Laut dem langen Blogbeitrag des Forschers, Simone Margaritelli, Dienste im Zusammenhang mit dem CUPS-Drucksystem sind anfällig für die Ausführung von Remotecode. Essentially, Ein angreifendes System überzeugt den Druckplaner davon, dass es sich um einen Drucker handelt, und sendet Malware – bei der es sich um beliebigen ausführbaren Code handeln kann –, die als Druckerkonfigurationsdatei getarnt ist. Dieser Vorgang erfordert keinen Benutzereingriff, da CUPS jedes über den Port gesendete Paket akzeptiert *:631. Das nächste Mal, wenn der Benutzer versucht, etwas zu drucken, Dieser Code kann ausgeführt werden, möglicherweise das System gefährden.

Zusammenfassung

• CVE-2024-47176 | Tassen durchgeblättert <= 2.0.1 bindet an UDP INADDR_ANY:631 Vertrauen Sie jedem Paket von jeder Quelle, um eine Get-Printer-Attributes-IPP-Anfrage an eine vom Angreifer kontrollierte URL auszulösen.
• CVE-2024-47076 | libcupsfilters <= 2.1b1 cfGetPrinterAttributes5 validiert oder bereinigt die von einem IPP-Server zurückgegebenen IPP-Attribute nicht, Bereitstellung von vom Angreifer kontrollierten Daten für den Rest des CUPS-Systems.
• CVE-2024-47175 | libppd <= 2.1b1 ppdCreatePPDFromIPP2 validiert oder bereinigt die IPP-Attribute nicht, wenn sie in eine temporäre PPD-Datei geschrieben werden, Ermöglicht die Einschleusung von vom Angreifer kontrollierten Daten in die resultierende PPD.
• CVE-2024-47177 | Tassen-Filter <= 2.0.1 foomatic-rip ermöglicht die Ausführung beliebiger Befehle über den PPD-Parameter FoomaticRIPCommandLine.

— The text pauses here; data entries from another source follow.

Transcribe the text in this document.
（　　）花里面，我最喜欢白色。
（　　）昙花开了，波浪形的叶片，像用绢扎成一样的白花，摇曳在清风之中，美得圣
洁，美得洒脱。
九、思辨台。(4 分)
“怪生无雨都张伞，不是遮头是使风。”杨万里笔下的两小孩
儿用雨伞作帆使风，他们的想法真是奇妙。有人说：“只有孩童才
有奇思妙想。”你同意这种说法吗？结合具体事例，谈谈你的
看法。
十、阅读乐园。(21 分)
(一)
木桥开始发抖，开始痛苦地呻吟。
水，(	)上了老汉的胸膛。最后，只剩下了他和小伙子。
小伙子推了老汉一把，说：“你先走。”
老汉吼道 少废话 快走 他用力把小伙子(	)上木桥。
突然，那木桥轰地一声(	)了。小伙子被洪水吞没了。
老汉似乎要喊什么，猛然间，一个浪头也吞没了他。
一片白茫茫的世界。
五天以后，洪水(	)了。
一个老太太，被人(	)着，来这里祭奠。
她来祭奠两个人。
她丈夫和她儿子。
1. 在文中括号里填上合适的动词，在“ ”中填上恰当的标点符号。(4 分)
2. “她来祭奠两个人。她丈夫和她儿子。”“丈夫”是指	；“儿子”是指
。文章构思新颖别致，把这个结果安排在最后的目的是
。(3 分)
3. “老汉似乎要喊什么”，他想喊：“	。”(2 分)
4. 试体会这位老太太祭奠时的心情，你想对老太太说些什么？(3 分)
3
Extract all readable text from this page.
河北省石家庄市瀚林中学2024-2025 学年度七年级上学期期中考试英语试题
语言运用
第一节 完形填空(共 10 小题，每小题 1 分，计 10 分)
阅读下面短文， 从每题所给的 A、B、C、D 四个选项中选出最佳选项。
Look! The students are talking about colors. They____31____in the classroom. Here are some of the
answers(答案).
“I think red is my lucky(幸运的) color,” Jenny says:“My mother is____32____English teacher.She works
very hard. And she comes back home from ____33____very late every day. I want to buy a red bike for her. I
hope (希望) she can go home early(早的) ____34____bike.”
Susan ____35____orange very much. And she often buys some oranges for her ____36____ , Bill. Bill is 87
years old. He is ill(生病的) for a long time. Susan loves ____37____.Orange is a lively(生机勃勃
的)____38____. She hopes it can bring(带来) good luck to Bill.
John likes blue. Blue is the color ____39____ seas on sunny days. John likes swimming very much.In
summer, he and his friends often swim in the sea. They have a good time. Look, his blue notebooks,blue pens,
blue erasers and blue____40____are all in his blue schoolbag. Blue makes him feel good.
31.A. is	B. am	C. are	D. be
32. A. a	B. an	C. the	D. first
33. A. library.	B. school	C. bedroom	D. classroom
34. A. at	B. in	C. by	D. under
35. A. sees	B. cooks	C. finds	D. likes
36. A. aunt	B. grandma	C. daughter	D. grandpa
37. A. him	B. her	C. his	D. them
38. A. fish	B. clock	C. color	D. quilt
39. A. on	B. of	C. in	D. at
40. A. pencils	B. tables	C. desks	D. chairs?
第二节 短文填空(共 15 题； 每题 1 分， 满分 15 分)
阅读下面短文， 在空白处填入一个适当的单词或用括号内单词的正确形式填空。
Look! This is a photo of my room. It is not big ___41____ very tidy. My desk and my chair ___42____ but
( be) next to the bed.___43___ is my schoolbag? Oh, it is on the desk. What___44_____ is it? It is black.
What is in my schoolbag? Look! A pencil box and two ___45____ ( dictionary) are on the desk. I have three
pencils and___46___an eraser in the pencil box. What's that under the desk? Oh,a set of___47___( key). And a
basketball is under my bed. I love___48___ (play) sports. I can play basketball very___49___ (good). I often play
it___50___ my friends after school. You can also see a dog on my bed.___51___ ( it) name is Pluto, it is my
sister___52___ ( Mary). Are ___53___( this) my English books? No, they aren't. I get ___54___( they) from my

Der konkrete Exploit hängt von einer Vielzahl ungepatchter Schwachstellen ab, einige über ein Jahrzehnt alt, Dies ist ein besonders besorgniserregendes Problem für diejenigen, die Linux oder Unix verwenden. Damit dieser Angriffsvektor funktioniert, Das System muss über CUPS verfügen (Gemeinsames Unix-Drucksystem) und cups-browsed installiert und läuft, Dies ist die Standardeinstellung für viele Systeme. Laut Margaritelli, there are 200,000-300,000 Systeme, bei denen der Druckdienst derzeit mit dem Internet verbunden ist, obwohl Shodan berichtet (siehe Screenshot oben) dass es in der Nähe gibt 76,000 Systeme mit offenen CUPS-Ports, die mit dem Internet verbunden sind.

Der Forscher behauptet zwar, dass die meisten GNU/Linux-Distributionen – sowie möglicherweise auch ChromeOS und macOS – betroffen sind, Es ist zu beachten, dass es sich bei vielen Linux-Distributionen nicht um die Standardkonfiguration handelt, Dies sollte insbesondere bei großen Servern oder Rechenzentren nicht der Fall sein, Die größte Zielgruppe dürften also private PC-Nutzer sein, die unter Linux laufen.